Jones ranks first on the Falcons with 367 receiving yards, followed by tight end Austin Hooper with 242. Taylor Gabriel, for all his elusiveness, ranks third with only 168 receiving yards, followed closely by Mohamed Sanu (163 yards) and the running back Tevin Coleman (157 yards).

Jones, who has led the league in receiving yards per game over the past two years and averaged 109.1 receiving yards per game from 2013-16, is going to get his production and there’s little anyone can do about it. Jones’ worst day of production in 2017 was a 30-yard performance against the Bills, but Jones left in the second quarter with a hip injury and racked up those 30 yards in the first quarter alone. He should see a strong 8-12 targets on Sunday.

Hooper’s statline is a little deceiving since more than 50% of his production (128 yards, 1 touchdown) came in the season opener against the Bears. Since that game, he’s only averaged 28 yards per game.

Gabriel and Sanu have been very inconsistent in 2017, with Gabriel averaging 35 yards per game and Sanu dealing with an injury he suffered against the Bills. Perhaps the return of Sanu will open up the Falcons passing attack again, so the Patriots will need to be on high alert.

Bottom Line

“Guys have different ways of breaking tackles,” Belichick said, with a focus on the Falcons offense. “Defensively, that’s an issue of knowing who you’re tackling and how you want to tackle them. I mean, I don’t think you want to tackle Freeman the same way you would want to tackle Gabriel. You’re still going to make the tackle and there’s fundamentals involved in terms of leverage and wrapping up and so forth, but those guys have a lot different styles. But, they’re both hard.

“Look, there’s fundamentals to leverage, there’s fundamentals to tackling, but different players have different strengths. Some guys are stiff-arm players, some guys drop their shoulders, some guys are jump-cut guys, some guys are spinners, some guys they challenge your leverage and cut back, other guys try to outrun you. So, you’ve got to adjust and adapt to what – look, the guy can do whatever he wants to do, so you have to tackle what it is.

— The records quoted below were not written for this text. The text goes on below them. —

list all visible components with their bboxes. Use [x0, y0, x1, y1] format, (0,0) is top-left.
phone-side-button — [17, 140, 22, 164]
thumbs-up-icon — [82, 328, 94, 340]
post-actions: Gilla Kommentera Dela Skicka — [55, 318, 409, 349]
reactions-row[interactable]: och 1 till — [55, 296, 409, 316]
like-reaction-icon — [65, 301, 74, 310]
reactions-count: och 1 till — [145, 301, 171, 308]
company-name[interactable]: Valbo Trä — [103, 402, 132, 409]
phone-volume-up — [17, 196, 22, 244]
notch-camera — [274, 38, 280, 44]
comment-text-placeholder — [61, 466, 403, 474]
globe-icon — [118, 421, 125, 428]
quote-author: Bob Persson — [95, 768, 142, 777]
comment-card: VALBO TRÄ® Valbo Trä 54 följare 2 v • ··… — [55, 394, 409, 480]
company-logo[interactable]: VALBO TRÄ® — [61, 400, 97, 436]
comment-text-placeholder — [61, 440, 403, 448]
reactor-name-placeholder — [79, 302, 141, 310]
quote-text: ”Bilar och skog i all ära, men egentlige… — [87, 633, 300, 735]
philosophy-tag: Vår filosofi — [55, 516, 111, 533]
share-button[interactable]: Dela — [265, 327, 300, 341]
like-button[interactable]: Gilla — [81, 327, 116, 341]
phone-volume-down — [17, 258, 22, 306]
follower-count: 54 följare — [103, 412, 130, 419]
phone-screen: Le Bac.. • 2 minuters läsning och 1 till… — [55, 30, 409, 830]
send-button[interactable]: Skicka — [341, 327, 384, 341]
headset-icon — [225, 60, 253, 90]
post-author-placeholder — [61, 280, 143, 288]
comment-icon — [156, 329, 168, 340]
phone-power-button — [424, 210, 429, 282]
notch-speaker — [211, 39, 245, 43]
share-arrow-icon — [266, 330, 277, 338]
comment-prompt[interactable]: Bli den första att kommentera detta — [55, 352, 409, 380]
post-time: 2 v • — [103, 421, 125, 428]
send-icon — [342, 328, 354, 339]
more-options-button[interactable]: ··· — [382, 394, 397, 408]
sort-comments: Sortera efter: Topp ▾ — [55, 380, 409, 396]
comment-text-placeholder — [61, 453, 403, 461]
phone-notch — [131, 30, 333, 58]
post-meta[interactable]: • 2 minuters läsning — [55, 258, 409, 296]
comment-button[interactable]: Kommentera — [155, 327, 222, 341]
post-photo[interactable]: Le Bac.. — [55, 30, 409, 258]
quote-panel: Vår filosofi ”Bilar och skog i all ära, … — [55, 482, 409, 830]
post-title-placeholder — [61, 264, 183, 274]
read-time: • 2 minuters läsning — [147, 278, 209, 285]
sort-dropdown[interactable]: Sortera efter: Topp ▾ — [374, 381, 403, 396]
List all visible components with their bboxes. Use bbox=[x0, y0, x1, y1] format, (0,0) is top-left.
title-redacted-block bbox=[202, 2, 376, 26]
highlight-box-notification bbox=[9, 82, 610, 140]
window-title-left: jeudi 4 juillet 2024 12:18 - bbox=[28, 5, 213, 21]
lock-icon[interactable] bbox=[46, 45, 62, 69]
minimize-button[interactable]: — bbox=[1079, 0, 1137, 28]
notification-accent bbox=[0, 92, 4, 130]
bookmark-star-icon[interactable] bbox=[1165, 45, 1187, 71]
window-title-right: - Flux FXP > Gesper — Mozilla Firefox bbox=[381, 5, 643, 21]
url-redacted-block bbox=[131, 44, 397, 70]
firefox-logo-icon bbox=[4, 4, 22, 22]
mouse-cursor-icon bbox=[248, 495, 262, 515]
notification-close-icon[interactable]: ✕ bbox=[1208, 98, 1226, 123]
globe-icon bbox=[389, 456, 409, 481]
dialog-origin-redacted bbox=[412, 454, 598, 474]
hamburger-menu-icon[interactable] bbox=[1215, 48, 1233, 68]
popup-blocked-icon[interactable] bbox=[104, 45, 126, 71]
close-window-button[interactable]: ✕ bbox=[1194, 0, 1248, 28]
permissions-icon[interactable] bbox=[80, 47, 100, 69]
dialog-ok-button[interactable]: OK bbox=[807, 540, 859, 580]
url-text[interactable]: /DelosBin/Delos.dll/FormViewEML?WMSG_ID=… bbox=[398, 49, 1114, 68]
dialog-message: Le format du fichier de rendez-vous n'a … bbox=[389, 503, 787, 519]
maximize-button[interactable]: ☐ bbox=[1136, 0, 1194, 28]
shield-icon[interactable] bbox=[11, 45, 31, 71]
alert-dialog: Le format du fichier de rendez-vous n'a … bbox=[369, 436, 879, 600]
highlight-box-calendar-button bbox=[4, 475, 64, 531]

“But, you know their certain tendencies of ways guys like to run or carry the ball or break tackles. And, I think if you know that a guy’s a spinner, then you tackle him a little bit different and [with] a little more awareness than if he’s a guy that you know is going to always drop his shoulder and try to get low and try to grind out a few extra yards on contact. I mean, it’s just a different running style. I mean, look, the guys that can do them all, they’re obviously the hardest ones to tackle. They have multiple pitches they can throw and it’s hard to hit them.”

Every Falcons skill player works on getting the ball in their hands quickly, but then each player moves down the field in a different way. Some, like Gabriel and Coleman, use their speed to get away from defenders. Sanu and Jones use their strength to pull away down the field. Freeman uses his quickness to make a player miss their tackle attempt.

The Patriots defense really struggled with missed tackles in 2016 and that problem trickled into the start of the 2017 season. New England cleaned up some of their problems in recent weeks, but they will need to continue to wrap up the ballcarrier and not allow yards after contact if they want to slow down the Falcons offense.